Dr. Dave Dunbar

OK, I admit it:  I have shamelessly borrowed most of the title of Robert Pirsig’s 1974 novel, Zen and the Art of Motorcycle Maintenance. As you may have heard from our new President, Dr. Frank James, I recently retired from the president’s office to the blessed, carefree life of a Biblical faculty member.  As part of my retirement, my wife allowed me to purchase a motorcycle and now I am driving on two wheels for the first time in over 45 years.  And yes, October was created with motorcyclists in mind.

Getting back into “biking” has made me freshly aware of the multi-cultural reality of contemporary America.  The motorcycle culture has its own distinct qualities of dress, values, life-style, etc.  And for the most part this cultural reality possesses little in common with Christian practice or world-view.

But as a Christian who is now coming into contact with aspects of the “biking” culture, I am thinking more about how my Christian life and my “riding life” might intersect.  Recently the local cycle shop had a special weekend devoted to store-wide sales, free seminars on cleaning and maintaining your bike, and just having an enjoyable gathering of the community (like church?).

A member of our church works at the shop, and he invited me to stop by on Sunday for their “chapel” service. It seems that members of a local chapter of a Christian motorcycle club regularly come to this event on Saturday and Sunday to give out tracts and have a Christian presence.  As part of their activities they have a chapel service at the dealership early Sunday morning.

I didn’t attend the festivities on Sunday morning (although I did drop by on Saturday).  However, my friend’s invitation got me thinking about this basic approach to evangelistic outreach which is fairly common among evangelical Christians.  It is the approach of creating parallel organizations and inviting non-Christians to join.  My observation is that usually the people who join are already Christians.  I don’t know if that is true of the Christian motorcyclists, but I suspect it might be.  And even if it is true, I still appreciate the effort that is being made to present the gospel in a cultural context where Jesus has little visibility apart from profane expressions.

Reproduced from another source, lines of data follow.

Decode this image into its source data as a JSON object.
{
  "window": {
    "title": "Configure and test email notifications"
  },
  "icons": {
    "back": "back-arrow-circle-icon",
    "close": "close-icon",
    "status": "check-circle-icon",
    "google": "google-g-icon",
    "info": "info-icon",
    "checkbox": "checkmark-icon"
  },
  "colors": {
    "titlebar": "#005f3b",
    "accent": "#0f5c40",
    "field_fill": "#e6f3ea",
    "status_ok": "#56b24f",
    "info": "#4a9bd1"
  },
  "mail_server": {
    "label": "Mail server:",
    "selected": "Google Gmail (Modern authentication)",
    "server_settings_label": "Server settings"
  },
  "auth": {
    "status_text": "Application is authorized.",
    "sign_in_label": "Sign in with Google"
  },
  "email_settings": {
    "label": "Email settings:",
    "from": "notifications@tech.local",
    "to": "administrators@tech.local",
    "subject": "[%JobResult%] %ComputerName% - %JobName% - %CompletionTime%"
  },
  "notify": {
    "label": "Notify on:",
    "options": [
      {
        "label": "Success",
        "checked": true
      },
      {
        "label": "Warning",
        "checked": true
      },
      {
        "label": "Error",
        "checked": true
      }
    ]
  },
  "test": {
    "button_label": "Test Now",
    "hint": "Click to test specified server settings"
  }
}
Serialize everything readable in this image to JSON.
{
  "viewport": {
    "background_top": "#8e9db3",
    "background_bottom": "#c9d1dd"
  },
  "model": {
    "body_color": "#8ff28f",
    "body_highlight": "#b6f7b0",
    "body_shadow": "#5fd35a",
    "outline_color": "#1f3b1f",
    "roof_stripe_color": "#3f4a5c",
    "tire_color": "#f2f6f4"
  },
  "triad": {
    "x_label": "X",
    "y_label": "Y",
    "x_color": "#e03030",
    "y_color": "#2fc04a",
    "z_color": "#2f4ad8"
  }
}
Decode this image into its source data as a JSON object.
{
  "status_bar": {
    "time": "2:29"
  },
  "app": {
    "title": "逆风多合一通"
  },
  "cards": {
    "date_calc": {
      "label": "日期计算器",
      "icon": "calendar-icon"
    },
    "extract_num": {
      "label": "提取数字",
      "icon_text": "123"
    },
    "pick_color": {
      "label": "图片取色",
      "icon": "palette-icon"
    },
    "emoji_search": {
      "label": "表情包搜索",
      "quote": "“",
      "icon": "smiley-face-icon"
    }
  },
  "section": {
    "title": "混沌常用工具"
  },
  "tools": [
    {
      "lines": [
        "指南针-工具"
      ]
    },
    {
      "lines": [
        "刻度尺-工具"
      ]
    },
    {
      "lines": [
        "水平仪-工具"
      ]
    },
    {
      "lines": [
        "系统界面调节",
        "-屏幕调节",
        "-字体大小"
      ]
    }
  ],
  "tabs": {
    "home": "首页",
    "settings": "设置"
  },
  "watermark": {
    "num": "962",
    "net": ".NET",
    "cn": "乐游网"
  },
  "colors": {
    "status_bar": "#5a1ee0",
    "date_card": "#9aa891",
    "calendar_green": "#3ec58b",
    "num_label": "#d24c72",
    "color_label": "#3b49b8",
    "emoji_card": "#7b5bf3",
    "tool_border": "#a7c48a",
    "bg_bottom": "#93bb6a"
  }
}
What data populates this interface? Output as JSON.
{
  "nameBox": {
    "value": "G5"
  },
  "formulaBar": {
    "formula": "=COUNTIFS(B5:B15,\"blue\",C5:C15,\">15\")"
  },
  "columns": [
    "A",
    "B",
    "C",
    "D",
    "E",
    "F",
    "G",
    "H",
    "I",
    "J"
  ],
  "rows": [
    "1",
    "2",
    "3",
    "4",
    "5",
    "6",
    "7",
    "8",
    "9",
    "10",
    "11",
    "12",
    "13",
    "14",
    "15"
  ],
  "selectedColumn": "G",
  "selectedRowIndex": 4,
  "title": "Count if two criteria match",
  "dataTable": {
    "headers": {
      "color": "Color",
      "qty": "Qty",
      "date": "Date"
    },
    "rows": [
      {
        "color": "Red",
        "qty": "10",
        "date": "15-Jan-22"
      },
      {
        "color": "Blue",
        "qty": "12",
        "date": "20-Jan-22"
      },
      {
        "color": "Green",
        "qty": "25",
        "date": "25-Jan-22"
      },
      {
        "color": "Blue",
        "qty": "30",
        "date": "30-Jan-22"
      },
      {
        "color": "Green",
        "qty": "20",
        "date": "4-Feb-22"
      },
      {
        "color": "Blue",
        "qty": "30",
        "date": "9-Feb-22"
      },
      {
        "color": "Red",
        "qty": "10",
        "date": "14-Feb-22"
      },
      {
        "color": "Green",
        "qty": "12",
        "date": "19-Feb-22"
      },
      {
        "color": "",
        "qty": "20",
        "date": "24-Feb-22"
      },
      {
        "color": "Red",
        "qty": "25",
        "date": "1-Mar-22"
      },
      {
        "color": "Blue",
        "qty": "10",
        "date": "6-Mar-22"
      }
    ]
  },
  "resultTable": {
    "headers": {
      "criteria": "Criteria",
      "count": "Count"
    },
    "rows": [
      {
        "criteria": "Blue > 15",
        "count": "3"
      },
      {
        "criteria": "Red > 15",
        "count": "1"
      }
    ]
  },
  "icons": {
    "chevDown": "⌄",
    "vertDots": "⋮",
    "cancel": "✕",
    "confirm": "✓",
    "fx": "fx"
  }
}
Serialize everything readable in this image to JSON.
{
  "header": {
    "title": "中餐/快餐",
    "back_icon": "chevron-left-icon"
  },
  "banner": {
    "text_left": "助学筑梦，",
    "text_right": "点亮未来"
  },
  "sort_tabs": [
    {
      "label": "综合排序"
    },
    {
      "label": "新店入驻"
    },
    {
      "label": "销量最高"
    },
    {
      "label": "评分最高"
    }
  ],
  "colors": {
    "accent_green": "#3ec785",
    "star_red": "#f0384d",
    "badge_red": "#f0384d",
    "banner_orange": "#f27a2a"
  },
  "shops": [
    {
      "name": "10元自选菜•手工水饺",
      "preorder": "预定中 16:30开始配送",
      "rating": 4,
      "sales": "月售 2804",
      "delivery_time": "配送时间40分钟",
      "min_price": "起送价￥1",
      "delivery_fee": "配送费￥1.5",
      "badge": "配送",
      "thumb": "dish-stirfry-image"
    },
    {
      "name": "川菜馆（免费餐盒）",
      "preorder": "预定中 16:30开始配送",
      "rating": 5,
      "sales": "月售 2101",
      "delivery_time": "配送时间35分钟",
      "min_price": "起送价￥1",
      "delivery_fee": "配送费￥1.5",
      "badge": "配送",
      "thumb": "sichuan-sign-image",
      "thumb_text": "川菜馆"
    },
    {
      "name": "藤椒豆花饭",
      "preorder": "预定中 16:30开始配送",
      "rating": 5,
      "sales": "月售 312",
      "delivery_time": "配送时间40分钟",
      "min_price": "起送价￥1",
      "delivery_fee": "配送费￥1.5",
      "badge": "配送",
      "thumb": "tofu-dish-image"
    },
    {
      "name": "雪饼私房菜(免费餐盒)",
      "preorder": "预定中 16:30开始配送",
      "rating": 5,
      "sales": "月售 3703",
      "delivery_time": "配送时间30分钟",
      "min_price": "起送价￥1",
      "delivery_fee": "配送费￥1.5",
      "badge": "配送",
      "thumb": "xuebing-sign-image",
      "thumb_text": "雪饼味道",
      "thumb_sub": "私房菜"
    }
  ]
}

Of course there are other possibilities for bringing Christian witness to the various subcultures around us. Rather than develop parallel Christian organizations we might consider a program of infiltration.  This has been illustrated for me by two friends who are pastors. Both of them are cyclists—that was part of the rationale I gave my wife when I got back into the sport—and both of them ride with secular biker clubs.  Both men have developed deep friendships within the cycling community, regularly pray for and with club members, have given counsel and even conducted funerals for some of the members. On the strength of these relationships one of the pastors hosts a “biker Sunday” at his church once a year that features an outdoor service, a barbeque, and afternoon bike tours—they get a couple hundred bikers to the event.

Now I am not suggesting that these two approaches are mutually exclusive . . . if you had time, you could do both. It seems to me, however, that evangelicals have tended primarily to employ the first approach which is “safer” but probably less effective if we want to bring the gospel to other cultures. The second is more challenging and even threatening, but in talking with my pastor friends, it sounds much more interesting!

Dave Dunbar served as President of Biblical for 27 years before transitioning to the role of Professor of Theology at Biblical on July 1, 2013. He has been married to Sharon for 44 years. They have four grown children and seven grandchildren.